CDH6 function has been implicated in cancer cell migration, invasion, and cell growth [5, 13, 33, 38]. For example, CDH6 knockdown decreases migration and invasion in ovarian and renal cancer cell lines, which was attributed to reduced AKT and ERK activation [31]. We showed that CDH6 regulates similar functions in RA FLS that might contribute to their aggressive behaviors. However, in RA FLS, mechanism studies did not implicate AKT, ERK, or cell cycle abnormalities. Surprisingly, autophagy in FLS was also not regulated by CDH6, even though that process has been implicated in other cell types [11]. However, we did demonstrate that CDH6 knockdown modestly decreases cell survival, offering an explanation for its effect on cell growth.
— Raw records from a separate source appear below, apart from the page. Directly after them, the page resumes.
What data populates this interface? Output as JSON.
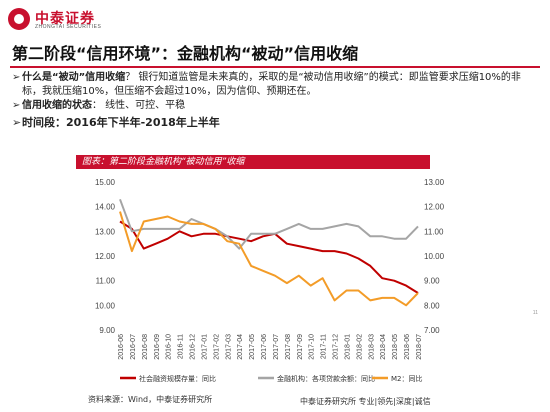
{
  "brand": {
    "name_cn": "中泰证券",
    "name_en": "ZHONGTAI SECURITIES"
  },
  "slide": {
    "title": "第二阶段“信用环境”：金融机构“被动”信用收缩",
    "bullets": [
      {
        "mark": "➢",
        "strong": "什么是“被动”信用收缩",
        "text": "？ 银行知道监管是未来真的，采取的是“被动信用收缩”的模式：即监管要求压缩10%的非标，我就压缩10%，但压缩不会超过10%，因为信仰、预期还在。"
      },
      {
        "mark": "➢",
        "strong": "信用收缩的状态",
        "text": "： 线性、可控、平稳"
      },
      {
        "mark": "➢",
        "strong": "时间段：",
        "text": "2016年下半年-2018年上半年"
      }
    ],
    "chart_title": "图表：第二阶段金融机构“被动信用”收缩",
    "source": "资料来源：Wind，中泰证券研究所",
    "footer": "中泰证券研究所 专业|领先|深度|诚信",
    "page_number": "11"
  },
  "colors": {
    "red": "#c00000",
    "gray": "#a5a5a5",
    "orange": "#f39c28",
    "brand": "#c8102e"
  },
  "chart_data": {
    "type": "line",
    "categories": [
      "2016-06",
      "2016-07",
      "2016-08",
      "2016-09",
      "2016-10",
      "2016-11",
      "2016-12",
      "2017-01",
      "2017-02",
      "2017-03",
      "2017-04",
      "2017-05",
      "2017-06",
      "2017-07",
      "2017-08",
      "2017-09",
      "2017-10",
      "2017-11",
      "2017-12",
      "2018-01",
      "2018-02",
      "2018-03",
      "2018-04",
      "2018-05",
      "2018-06",
      "2018-07"
    ],
    "y_left": {
      "min": 9.0,
      "max": 15.0,
      "ticks": [
        "15.00",
        "14.00",
        "13.00",
        "12.00",
        "11.00",
        "10.00",
        "9.00"
      ]
    },
    "y_right": {
      "min": 7.0,
      "max": 13.0,
      "ticks": [
        "13.00",
        "12.00",
        "11.00",
        "10.00",
        "9.00",
        "8.00",
        "7.00"
      ]
    },
    "series": [
      {
        "name": "社会融资规模存量：同比",
        "axis": "left",
        "color": "#c00000",
        "values": [
          13.4,
          13.1,
          12.3,
          12.5,
          12.7,
          13.0,
          12.8,
          12.9,
          12.9,
          12.8,
          12.7,
          12.6,
          12.8,
          12.9,
          12.5,
          12.4,
          12.3,
          12.2,
          12.2,
          12.1,
          11.9,
          11.6,
          11.1,
          11.0,
          10.8,
          10.5
        ]
      },
      {
        "name": "金融机构：各项贷款余额：同比",
        "axis": "right",
        "color": "#a5a5a5",
        "values": [
          12.3,
          11.0,
          11.1,
          11.1,
          11.1,
          11.1,
          11.5,
          11.3,
          11.1,
          10.8,
          10.3,
          10.9,
          10.9,
          10.9,
          11.1,
          11.3,
          11.1,
          11.1,
          11.2,
          11.3,
          11.2,
          10.8,
          10.8,
          10.7,
          10.7,
          11.2
        ]
      },
      {
        "name": "M2：同比",
        "axis": "right",
        "color": "#f39c28",
        "values": [
          11.8,
          10.2,
          11.4,
          11.5,
          11.6,
          11.4,
          11.3,
          11.3,
          11.1,
          10.6,
          10.5,
          9.6,
          9.4,
          9.2,
          8.9,
          9.2,
          8.8,
          9.1,
          8.2,
          8.6,
          8.6,
          8.2,
          8.3,
          8.3,
          8.0,
          8.5
        ]
      }
    ]
  }
}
These studies have some limitations. First, our findings are based on in vitro experiments using primary FLS cultures, which might not reflect the situation in situ. Even though all FLS lines express CDH6, there is variability in CDH6 expression among FLS lines. Therefore, we used multiple lines to ensure that we had representative samples. Also, we were able to determine the effect of CDH6 on cell survival, but the precise molecular mechanism remains unknown. We suspect that it is related to intracellular functions of the long form. The role of CDH6 in joint development or structure is also an area that is not fully explored. Our studies focused on in vitro assays, and the effect of CDH6-directed approaches in pre-clinical arthritis models would be helpful. However, the interpretation of these experiments might be difficult because mouse CDH6 has distinct functions compared with the human protein. For example, CDH6 interacts with αIIb/ß3 on platelets and is associated with thrombosis in humans but operates through a different non-platelet mechanism in mice [39]. Finally, our studies focused on patients with longstanding disease requiring arthroplasty, although it would be interesting to evaluate early-stage disease to determine if outcomes correlate with CDH6 expression and function.

In conclusion, our findings reveal that CDH6 is differentially expressed in RA FLS over OA FLS and plays a significant role in RA FLS pathogenic behavior, sharing regulatory and functional similarities to its role in cancer. The increased differential RA FLS expression may contribute to FLS survival and migration in situ, contributing to RA pathology and chronicity. Disrupting CDH6-mediated cell interaction may reduce synovial hyperplasia in RA. CDH6 has been shown to be an attractive target for treating certain cancers. For example, a phase I study of HKT288, a CDH6-targeting antibody-cytotoxic drug conjugate, was terminated due to neurologic adverse events [15]. Another phase 1a dose-escalation has been reported with another antibody-payload approach [16]. Given CDH6 involvement in aggressive phenotypes in RA, these CDH6-targeted approaches might be useful in RA as well.